Wooo! This is a great week for new music. Don’t take my word for it. Press play...

Neko Case - Hell-On

I love Neko Case. She makes beautiful music, sometimes esoteric, but always tremendous songwriting, arranging, singing, production. Basically, everything you want from a record. Hell-On appears to be no exception. This is why I get excited about Friday. 

Father John Misty -  God’s Favorite Customer

J. Tillman, aka Father John Misty, has been all over the indie-folk world for more than a decade. He has released a number of solo projects and side projects and was also a member of Fleet Foxes when they were smashing through the mid-2000s zeitgeist. This album is particularly wrought with heartache and pain, and frankly, sounds great.

Natalie Prass - The Future and the Past

Surprise favorite of the week... come here for sophisticated pop arrangements with healthy heaps of soul and funk deliciousness. This is apparently Prass’ second album. Excuse me while I also check out her first.

Roger Daltrey - As Long As I Have You

I admit to being pleasantly startled within the first 30 seconds of the opening cut. I almost didn’t press play. There are so many sad, lackluster releases by aging rock stars, but The Who legend Daltrey explodes out of the gate with a shockingly strong voice, sounding only slightly more weathered than his younger self. With a twinge of blues, this is extremely satisfying if you like the sound of The Who at all. 

Paul Simon - Graceland - The Remixes

What happens when you drag the pieces of a classic album into modern electronic production? You’re reminded of how little substance goes into making dance tracks. Perhaps it satisfies a curiosity, at the very least. I went into this with an open mind, excited to hear people create new great art out of classic great art. There’s just so little point to a groove without even a dash of soul.
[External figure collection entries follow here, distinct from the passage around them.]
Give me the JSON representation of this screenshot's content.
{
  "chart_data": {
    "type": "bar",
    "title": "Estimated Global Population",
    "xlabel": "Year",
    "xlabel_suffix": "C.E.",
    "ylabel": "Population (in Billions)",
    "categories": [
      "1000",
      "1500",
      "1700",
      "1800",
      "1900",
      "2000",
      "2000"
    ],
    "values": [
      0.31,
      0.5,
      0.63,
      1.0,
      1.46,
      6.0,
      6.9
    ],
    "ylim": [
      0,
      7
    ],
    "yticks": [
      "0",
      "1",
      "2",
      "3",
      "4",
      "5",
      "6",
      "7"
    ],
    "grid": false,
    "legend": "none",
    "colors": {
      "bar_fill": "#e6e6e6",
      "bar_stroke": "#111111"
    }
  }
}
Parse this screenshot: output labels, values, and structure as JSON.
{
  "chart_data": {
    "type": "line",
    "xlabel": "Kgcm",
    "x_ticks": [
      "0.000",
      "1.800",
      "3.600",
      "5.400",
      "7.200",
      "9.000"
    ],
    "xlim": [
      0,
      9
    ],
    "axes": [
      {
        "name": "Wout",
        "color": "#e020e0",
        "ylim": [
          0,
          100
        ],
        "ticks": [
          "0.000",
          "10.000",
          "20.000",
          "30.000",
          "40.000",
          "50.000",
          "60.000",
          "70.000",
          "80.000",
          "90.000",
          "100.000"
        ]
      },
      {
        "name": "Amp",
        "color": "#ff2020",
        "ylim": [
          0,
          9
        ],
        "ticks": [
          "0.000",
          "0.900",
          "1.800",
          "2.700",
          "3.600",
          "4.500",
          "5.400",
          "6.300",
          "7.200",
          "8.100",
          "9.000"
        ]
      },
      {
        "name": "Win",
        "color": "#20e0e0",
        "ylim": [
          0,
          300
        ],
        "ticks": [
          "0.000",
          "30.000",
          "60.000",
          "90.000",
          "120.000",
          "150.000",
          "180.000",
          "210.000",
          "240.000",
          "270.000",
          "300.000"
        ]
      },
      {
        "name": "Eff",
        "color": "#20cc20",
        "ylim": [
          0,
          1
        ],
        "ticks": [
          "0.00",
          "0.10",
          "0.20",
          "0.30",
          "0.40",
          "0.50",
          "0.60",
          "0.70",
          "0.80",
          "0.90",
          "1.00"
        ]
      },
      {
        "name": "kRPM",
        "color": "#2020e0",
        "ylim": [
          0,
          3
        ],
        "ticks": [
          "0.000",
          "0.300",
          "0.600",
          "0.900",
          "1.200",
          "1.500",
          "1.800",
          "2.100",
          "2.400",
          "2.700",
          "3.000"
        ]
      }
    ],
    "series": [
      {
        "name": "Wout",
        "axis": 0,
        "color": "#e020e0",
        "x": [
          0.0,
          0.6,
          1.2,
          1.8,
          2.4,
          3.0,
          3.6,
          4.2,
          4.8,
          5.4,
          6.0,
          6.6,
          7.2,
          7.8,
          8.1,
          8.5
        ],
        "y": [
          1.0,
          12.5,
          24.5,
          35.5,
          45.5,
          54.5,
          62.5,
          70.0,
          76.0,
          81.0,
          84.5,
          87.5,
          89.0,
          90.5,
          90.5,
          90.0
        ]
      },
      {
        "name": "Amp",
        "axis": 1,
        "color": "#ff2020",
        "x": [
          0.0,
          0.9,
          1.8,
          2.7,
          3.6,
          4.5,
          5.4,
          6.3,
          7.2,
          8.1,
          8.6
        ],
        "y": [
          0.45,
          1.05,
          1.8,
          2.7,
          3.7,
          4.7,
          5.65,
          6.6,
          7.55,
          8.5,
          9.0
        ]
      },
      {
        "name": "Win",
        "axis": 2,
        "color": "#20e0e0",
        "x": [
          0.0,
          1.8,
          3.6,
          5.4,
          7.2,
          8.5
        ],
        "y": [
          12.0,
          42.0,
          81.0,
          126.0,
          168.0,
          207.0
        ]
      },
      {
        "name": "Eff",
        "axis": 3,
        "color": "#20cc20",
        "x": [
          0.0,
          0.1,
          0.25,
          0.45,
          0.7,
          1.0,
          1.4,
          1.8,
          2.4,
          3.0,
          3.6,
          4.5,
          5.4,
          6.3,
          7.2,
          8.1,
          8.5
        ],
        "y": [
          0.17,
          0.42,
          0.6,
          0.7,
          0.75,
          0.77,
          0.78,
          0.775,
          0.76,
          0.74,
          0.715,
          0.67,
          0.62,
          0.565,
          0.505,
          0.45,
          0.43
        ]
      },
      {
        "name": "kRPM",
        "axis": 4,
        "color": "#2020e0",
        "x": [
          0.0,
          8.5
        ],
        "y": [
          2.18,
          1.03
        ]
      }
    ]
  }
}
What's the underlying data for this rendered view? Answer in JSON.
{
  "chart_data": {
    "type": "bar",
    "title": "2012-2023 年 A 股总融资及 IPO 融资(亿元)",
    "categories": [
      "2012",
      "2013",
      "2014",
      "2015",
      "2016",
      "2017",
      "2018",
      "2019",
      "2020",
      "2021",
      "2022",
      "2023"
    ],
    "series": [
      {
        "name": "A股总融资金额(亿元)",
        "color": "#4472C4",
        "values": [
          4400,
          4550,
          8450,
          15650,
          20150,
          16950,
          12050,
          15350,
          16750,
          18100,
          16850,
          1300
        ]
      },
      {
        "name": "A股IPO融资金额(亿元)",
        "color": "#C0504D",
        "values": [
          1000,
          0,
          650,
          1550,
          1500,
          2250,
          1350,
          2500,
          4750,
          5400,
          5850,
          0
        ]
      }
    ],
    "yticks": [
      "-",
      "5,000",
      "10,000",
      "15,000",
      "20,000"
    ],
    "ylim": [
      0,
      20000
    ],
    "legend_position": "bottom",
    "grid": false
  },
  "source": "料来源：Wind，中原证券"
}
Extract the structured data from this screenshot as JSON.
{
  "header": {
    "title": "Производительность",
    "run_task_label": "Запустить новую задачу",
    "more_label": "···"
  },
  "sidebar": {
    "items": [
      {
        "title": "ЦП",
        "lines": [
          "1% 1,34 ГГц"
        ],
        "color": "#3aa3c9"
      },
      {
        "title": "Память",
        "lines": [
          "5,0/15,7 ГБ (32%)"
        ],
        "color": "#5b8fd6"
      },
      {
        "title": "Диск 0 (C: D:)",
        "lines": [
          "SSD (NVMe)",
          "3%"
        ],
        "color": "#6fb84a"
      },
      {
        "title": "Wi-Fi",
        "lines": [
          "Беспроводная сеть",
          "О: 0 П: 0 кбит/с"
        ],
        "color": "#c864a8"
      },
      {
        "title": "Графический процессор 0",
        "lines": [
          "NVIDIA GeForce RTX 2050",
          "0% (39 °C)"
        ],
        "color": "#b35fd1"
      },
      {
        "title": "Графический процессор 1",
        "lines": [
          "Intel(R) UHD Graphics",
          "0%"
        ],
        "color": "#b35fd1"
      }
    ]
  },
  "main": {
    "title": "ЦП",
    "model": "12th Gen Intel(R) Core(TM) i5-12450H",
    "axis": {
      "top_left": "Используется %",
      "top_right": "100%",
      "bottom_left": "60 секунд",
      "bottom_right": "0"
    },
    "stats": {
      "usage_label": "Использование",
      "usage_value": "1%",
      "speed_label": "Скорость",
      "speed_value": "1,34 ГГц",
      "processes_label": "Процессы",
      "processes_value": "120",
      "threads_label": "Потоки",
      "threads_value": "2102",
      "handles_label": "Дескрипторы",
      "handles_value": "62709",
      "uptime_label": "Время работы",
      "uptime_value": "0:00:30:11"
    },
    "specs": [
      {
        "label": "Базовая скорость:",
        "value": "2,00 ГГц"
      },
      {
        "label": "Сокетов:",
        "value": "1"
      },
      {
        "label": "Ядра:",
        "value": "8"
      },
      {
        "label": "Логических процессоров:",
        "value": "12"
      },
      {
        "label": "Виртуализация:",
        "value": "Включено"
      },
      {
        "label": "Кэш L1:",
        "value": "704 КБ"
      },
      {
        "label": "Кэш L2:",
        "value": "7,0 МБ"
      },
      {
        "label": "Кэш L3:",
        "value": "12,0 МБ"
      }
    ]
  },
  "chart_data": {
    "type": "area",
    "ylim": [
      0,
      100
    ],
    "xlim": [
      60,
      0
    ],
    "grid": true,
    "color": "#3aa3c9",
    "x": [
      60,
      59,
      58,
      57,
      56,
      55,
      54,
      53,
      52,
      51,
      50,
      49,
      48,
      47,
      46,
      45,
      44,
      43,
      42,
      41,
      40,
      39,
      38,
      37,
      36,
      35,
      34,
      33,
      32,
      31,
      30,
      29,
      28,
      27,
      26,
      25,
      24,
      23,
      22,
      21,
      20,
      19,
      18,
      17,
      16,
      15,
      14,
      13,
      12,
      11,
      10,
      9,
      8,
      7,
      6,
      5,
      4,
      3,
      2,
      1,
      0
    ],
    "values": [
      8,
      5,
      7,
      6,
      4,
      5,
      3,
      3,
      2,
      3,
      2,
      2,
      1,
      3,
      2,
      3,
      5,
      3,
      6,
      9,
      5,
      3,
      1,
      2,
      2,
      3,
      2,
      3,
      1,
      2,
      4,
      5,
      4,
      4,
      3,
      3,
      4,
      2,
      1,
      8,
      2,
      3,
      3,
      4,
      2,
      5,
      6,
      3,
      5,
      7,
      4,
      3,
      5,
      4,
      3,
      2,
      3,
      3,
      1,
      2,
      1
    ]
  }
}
Maybe dance music is your thing...maybe you can explain why I should like this more than the original. 


This is a collaboration between Laura Marling and Mike Lindsay. I’m less familiar with Lindsay, but Marling is a fantastic, prolific British folk singer/songwriter. This project is incredibly artsy, combining Marling’s folk leanings with chamber music elements and lots of electronics. I’m here for it.

Phil Cook - People are my Drug

A roosty, soulful release from Cook, who sounds occasionally like Van Morrison and a bit like Ben Harper or half-a-dozen other guys who sound like Ben Harper. Which sounds more dismissive than I mean it. This is pleasant music.

Oneohtrix Point Never - Age Of

In the try something completely weird and wild category, you will find this release. It’s a unique mixture of styles, genres, and time periods all smashed into a synthesizer. The track below is a little farther inside the box than some of the other tracks, but have a visit here for your artsy, experimental side.

Maps & Atlases - LIghtlessness is Nothing New

Maps & Atlases began in the mid-2000s like so many others, with that experimental, folk-pop kind of influence. Much of the folk has been abandoned for this release, and what’s left is some satisfying pop music.